Werbung wegen Namensnennungen und Verlinkungen ohne Auftrag

Zierobstblüte weiß
  1. Ausgangssperre ab morgen zum ersten Mal in meinem Leben. Fühlt sich komisch an, obwohl es mich eigentlich gar nicht einschränkt, denn ich war seit Monaten nicht nach 21 Uhr draußen und mit Hund dürfte ich das auch jetzt noch.
  2. Fran vom Blog Fran-tastic gefällt meine Gelernt-Serie so gut, dass sie im März selbst einen Monatsbeitrag geschrieben hat.
  3. Petite Four heißt wörtlich übersetzt kleiner Backofen.
  4. Paul hat überlegt, mich abzuschreiben. Als er mich nach der Gassirunde, die mein Mann mit ihm gemacht hat, verdreht auf dem Wohnzimmerfußboden lagen sah, hat er mich beschnuppert, angestuppst und ist desinteressiert weggegangen. Der Hund hat wohl noch nie was von Stretching gehört …
  5. Erstaunlich viele User der Signal-App übersehen neue Nachrichten. Man kann da übrigens Benachrichtigungen einstellen.
  6. Mit dem Wort Blatt gibt es erstaunlich viele Teekesselchen. Blattlaub, Blattschuss, Papierblatt, Blattgold, Türblatt … Welche fallen Dir ein?
  7. Wenn man von Süden kommend am Siemersplatz in Lokstedt links abbiegen möchte, muss man dafür die ganz rechte Spur nehmen. Verpasst man die, fährt man mehrere Kilometer Umweg auf dem Weg zur A7, denn man kann auf den folgenden Kilometern legal keinen U-Turn machen oder links abbiegen.
  8. Mein Kniegelenk ist immer noch entzündet und der Arzt hat keine Ahnung, warum. Ich hätte nach einem halben Jahr mehr oder minder Dauerschmerzen jetzt gerne mal wieder meine Ruhe davon.
  9. Die unsägliche Mode der Pelzbesätze an Parkas scheint endlich ein Ende zu nehmen, man sieht sie in Hamburg zunehmend weniger. Yeah!

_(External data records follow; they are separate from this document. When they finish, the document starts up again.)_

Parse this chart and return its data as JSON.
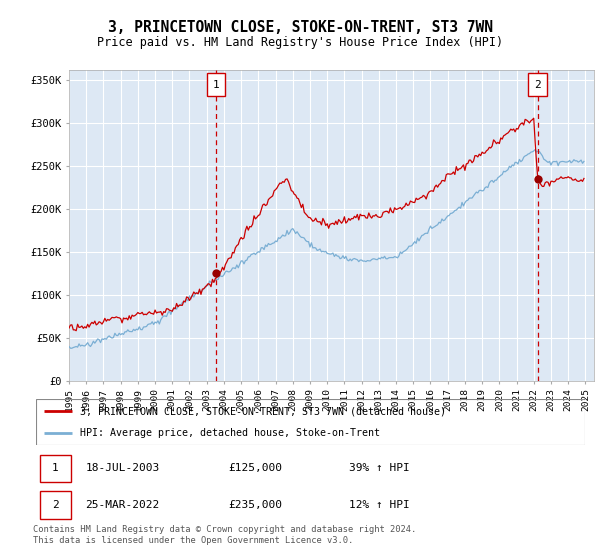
{
  "title": "3, PRINCETOWN CLOSE, STOKE-ON-TRENT, ST3 7WN",
  "subtitle": "Price paid vs. HM Land Registry's House Price Index (HPI)",
  "ylabel_ticks": [
    0,
    50000,
    100000,
    150000,
    200000,
    250000,
    300000,
    350000
  ],
  "ylabel_labels": [
    "£0",
    "£50K",
    "£100K",
    "£150K",
    "£200K",
    "£250K",
    "£300K",
    "£350K"
  ],
  "ylim": [
    0,
    362000
  ],
  "xlim_start": 1995.0,
  "xlim_end": 2025.5,
  "plot_bg_color": "#dde8f4",
  "grid_color": "#ffffff",
  "red_line_color": "#cc0000",
  "blue_line_color": "#7bafd4",
  "transaction1_x": 2003.54,
  "transaction1_y": 125000,
  "transaction2_x": 2022.23,
  "transaction2_y": 235000,
  "legend_red": "3, PRINCETOWN CLOSE, STOKE-ON-TRENT, ST3 7WN (detached house)",
  "legend_blue": "HPI: Average price, detached house, Stoke-on-Trent",
  "table_row1": [
    "1",
    "18-JUL-2003",
    "£125,000",
    "39% ↑ HPI"
  ],
  "table_row2": [
    "2",
    "25-MAR-2022",
    "£235,000",
    "12% ↑ HPI"
  ],
  "footer": "Contains HM Land Registry data © Crown copyright and database right 2024.\nThis data is licensed under the Open Government Licence v3.0.",
  "xticks": [
    1995,
    1996,
    1997,
    1998,
    1999,
    2000,
    2001,
    2002,
    2003,
    2004,
    2005,
    2006,
    2007,
    2008,
    2009,
    2010,
    2011,
    2012,
    2013,
    2014,
    2015,
    2016,
    2017,
    2018,
    2019,
    2020,
    2021,
    2022,
    2023,
    2024,
    2025
  ]
}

  10. Ist es arrogant oder intolerant von mir, wenn ich mich daran störe, dass bei einem Rocksender der eine Radiomoderator lispelt und der andere kein englisches th aussprechen kann? Mir ist schon klar, dass Radiomoderatoren von Privatsendern heutzutage keine teure Sprecherausbildung mehr erhalten, aber saubere Sprache – von Hochdeutsch will ich gar nicht reden – gehört für mich dazu. Es stellt doch auch keiner einen Legastheniker für ein Online-Magazin ohne Lektorat ein oder eine Kassiererin mit Dyskalkulie, oder? Stelle ich mich an? Was meinst Du?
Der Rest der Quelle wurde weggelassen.